Das Echo auf die Möglichkeiten des Registers sowie des Gesetzes selbst ist bislang geteilt. So zeigten sich etwa die kommunalen Müllabfuhren kritisch. Ein Sprecher forderte striktere, rechtlich verpflichtende Vorgaben zum Produktdesign und zur Verwendung von recyceltem Material für die Hersteller.

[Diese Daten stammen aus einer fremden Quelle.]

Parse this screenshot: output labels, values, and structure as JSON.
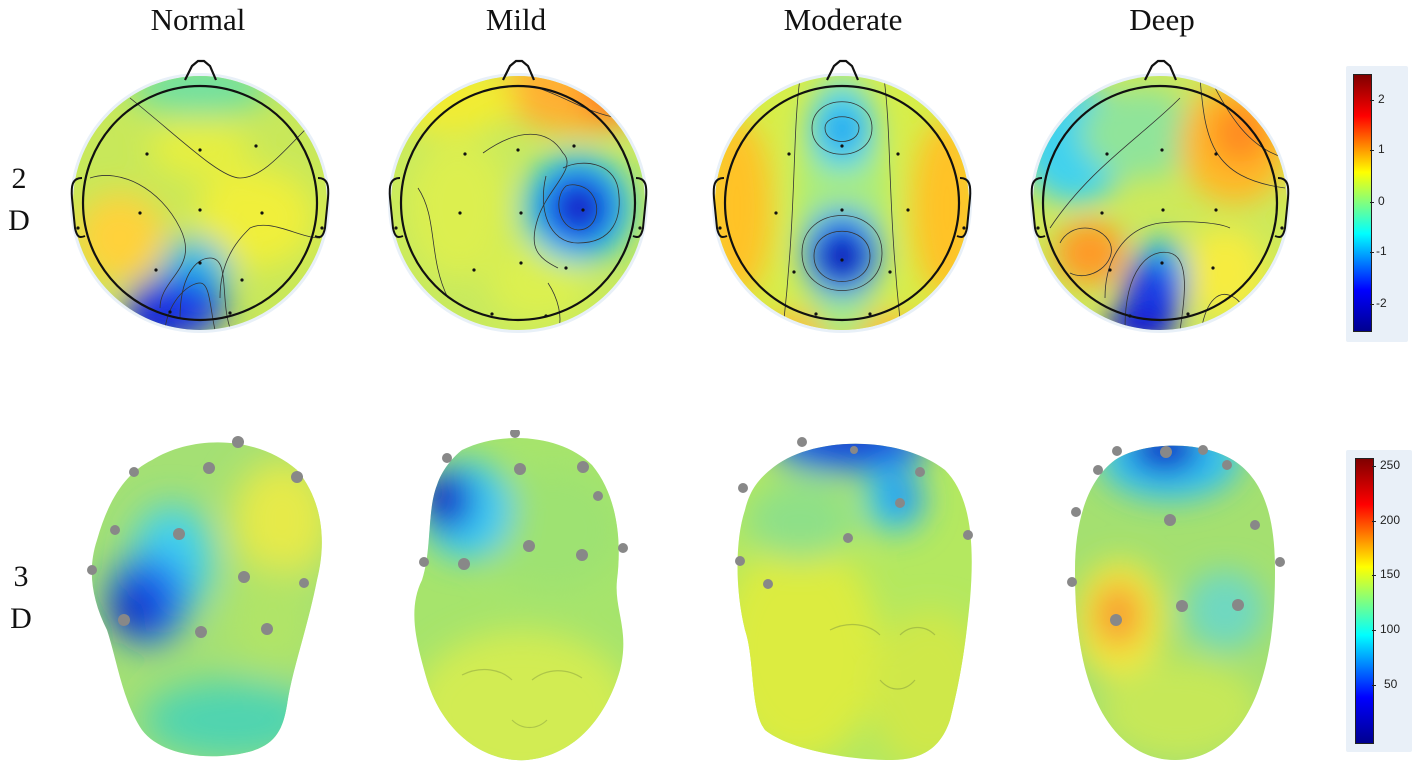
{
  "columns": [
    {
      "label": "Normal"
    },
    {
      "label": "Mild"
    },
    {
      "label": "Moderate"
    },
    {
      "label": "Deep"
    }
  ],
  "rows": {
    "r2d": {
      "line1": "2",
      "line2": "D"
    },
    "r3d": {
      "line1": "3",
      "line2": "D"
    }
  },
  "colorbar_2d": {
    "ticks": [
      "2",
      "1",
      "0",
      "-1",
      "-2"
    ],
    "min": -2.6,
    "max": 2.6,
    "values": [
      2,
      1,
      0,
      -1,
      -2
    ]
  },
  "colorbar_3d": {
    "ticks": [
      "250",
      "200",
      "150",
      "100",
      "50"
    ],
    "min": 0,
    "max": 260,
    "values": [
      250,
      200,
      150,
      100,
      50
    ]
  },
  "colormap": [
    "#00008f",
    "#0000ff",
    "#00ffff",
    "#ffff00",
    "#ff0000",
    "#800000"
  ]
}
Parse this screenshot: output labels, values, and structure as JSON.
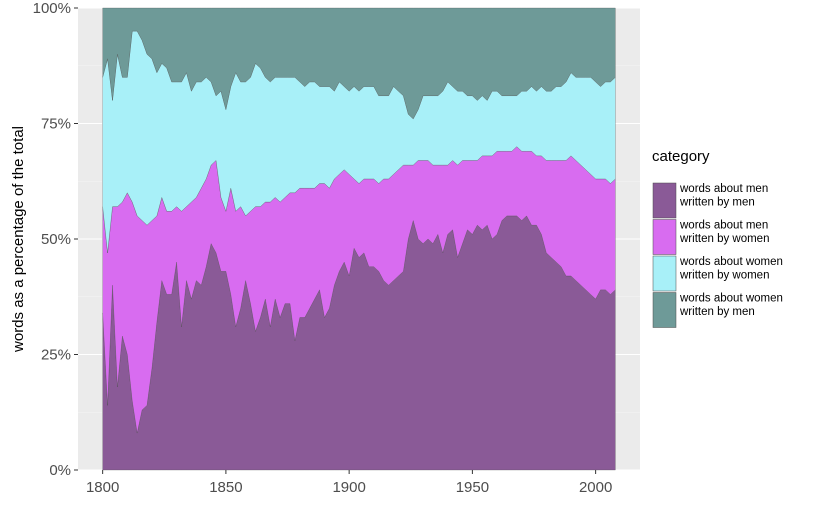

Skeptisch in Bezug auf die Umsetzung bleibt auch der Umweltverband BUND. Er weist darauf hin, dass es etwa fraglich sei, wie angesichts geringer Kapazitäten bei den Landesbehörden Kontrollen flächendeckend funktionieren sollten. Unternehmen hätten auch schon bisher ihre Konkurrenten beobachtet. Auch sei die Lizenzierungspflicht bei den dualen Systemen nicht neu, so Tobias Quast, Ressourcen-Experte vom BUND-Landesverband Berlin. »Das Verpackungsgesetz ist leider auch in Bezug auf die Stärkung von Mehrwegverpackungen eher ein Rückschritt und sogar schwächer als die noch gültige Verordnung.« Umweltministerin Schulze hatte darauf verwiesen, dass ab 2019 Mehrwegsysteme am Händlerregal genauer gekennzeichnet werden müssten. Zudem wolle das Ministerium über Branchengespräche Einfluss auch auf dieses Thema nehmen.